Response surface methodology contour plots for production of bacteriocin using interaction of variables (A) tryptone (B) soy peptone (C) glucose and (D) Citrate.

Table 5.

Antibacterial spectrum analysis of culture supernatant using the optimized culture medium.

Strains	L. pentosus SJ65
Enterococcus faecalis MTCC 439	11 ± 1
Leuconostoc mesenteroides MTCC 107	11 ± 1
Lactobacillus fermentum MTCC 1745	12 ± 1
Staphylocccus aureus MTCC 737	18 ± 3
Bacillus subtilis MTCC 619	18 ± 2
Listeria monocytogenes MTCC 657	20 ± 2
Vibrio parahemolyticus MTCC 451	17 ± 3

Inhibition zone expressed in millimeters inclusive of well diameter 6 mm.
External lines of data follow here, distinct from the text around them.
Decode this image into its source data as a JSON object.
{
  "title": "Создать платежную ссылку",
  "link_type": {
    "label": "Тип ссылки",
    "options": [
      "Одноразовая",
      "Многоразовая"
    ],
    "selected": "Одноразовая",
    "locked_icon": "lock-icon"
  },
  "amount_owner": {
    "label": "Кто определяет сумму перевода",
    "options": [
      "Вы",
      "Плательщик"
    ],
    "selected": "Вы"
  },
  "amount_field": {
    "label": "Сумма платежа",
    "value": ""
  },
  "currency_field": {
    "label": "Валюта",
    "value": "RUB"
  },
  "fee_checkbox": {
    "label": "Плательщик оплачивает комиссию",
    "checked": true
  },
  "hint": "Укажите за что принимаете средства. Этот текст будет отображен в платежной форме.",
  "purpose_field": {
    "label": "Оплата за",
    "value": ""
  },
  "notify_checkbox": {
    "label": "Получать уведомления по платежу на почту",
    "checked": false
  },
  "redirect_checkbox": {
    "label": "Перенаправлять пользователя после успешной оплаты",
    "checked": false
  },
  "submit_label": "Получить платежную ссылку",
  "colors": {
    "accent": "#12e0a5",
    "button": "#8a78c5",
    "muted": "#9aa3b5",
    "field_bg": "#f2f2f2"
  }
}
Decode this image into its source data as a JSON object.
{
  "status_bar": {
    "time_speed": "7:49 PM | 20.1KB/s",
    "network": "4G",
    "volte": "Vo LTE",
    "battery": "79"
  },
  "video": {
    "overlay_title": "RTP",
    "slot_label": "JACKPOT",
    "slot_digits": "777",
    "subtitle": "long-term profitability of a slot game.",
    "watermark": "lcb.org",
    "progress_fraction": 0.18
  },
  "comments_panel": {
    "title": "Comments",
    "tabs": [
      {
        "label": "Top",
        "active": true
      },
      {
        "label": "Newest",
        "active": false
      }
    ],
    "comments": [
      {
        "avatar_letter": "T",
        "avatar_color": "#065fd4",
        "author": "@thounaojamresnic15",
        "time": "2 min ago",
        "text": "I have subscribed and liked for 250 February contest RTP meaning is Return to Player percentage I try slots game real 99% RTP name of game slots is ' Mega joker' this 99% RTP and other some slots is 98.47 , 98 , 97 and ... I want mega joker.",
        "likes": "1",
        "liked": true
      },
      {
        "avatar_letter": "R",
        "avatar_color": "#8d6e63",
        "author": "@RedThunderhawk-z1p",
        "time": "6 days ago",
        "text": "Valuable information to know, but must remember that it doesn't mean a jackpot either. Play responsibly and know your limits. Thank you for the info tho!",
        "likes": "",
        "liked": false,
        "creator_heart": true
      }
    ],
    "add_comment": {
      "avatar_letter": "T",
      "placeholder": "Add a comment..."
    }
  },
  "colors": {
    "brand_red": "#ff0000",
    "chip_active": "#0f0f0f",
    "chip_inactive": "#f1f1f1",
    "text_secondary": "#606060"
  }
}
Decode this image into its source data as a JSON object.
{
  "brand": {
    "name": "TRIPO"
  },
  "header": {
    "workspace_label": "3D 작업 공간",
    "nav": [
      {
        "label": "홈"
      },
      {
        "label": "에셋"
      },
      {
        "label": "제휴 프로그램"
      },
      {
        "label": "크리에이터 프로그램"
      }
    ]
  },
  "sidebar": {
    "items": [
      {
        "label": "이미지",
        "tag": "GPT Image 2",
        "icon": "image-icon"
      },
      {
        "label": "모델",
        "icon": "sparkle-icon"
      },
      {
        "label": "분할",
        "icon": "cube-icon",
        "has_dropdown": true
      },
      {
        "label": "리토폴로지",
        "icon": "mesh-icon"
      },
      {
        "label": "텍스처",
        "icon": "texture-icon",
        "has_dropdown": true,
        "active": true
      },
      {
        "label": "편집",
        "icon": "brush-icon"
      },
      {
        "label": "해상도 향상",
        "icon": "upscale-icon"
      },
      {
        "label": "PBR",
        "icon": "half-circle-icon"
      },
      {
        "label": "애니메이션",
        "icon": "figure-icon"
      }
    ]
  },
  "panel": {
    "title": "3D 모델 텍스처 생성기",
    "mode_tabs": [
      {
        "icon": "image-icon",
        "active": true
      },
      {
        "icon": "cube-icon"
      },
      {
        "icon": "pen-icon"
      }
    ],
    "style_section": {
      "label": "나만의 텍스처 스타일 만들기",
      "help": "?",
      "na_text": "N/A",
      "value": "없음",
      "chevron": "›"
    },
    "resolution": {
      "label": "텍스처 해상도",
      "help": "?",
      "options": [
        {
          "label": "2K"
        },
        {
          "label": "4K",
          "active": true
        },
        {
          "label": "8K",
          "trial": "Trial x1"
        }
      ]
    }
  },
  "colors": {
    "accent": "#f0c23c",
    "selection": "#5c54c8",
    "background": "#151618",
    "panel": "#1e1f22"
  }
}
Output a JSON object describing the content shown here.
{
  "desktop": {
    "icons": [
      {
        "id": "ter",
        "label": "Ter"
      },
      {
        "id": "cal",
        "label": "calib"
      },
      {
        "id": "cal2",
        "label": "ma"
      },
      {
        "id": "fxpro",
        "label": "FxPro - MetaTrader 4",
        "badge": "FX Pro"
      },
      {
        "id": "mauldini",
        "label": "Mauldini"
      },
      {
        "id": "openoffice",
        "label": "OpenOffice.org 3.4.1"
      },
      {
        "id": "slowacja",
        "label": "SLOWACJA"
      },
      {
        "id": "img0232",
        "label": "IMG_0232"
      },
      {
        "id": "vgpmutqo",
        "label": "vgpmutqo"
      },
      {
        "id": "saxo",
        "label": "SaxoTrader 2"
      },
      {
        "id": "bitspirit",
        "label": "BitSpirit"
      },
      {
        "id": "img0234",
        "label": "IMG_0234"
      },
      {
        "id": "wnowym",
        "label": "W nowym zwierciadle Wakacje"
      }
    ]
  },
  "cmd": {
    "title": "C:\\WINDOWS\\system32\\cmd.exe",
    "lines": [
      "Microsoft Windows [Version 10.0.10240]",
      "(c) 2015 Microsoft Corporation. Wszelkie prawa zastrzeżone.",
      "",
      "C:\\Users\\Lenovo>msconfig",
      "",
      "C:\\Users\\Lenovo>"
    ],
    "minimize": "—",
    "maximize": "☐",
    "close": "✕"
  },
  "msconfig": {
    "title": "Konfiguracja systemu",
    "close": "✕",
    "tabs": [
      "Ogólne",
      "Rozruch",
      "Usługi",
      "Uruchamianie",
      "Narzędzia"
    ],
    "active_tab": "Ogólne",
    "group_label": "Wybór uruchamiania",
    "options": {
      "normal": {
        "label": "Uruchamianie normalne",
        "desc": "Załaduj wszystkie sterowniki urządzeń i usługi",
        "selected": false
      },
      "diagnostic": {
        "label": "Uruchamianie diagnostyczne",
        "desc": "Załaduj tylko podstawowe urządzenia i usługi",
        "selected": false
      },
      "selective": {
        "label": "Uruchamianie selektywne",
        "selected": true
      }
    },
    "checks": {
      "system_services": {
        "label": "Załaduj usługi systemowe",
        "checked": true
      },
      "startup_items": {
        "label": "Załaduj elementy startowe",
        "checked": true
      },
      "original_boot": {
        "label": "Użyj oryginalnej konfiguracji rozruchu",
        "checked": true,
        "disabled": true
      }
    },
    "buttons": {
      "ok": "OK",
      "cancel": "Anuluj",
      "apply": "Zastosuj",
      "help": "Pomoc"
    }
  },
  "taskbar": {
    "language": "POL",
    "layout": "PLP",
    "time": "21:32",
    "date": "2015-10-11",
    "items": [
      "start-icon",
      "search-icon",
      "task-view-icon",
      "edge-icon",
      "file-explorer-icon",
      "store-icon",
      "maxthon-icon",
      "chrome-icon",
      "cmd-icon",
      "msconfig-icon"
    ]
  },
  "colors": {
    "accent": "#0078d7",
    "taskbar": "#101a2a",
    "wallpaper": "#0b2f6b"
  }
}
Values are means of three independent experiments performed in duplicates with standard deviation.

In conclusion, optimization studies using a dominant tool response surface methodology have helped to identify the prime and most favourable nutritional and non-nutritional factors/conditions that are involved for maximal production of antibacterial compounds from L. pentosus SJ65.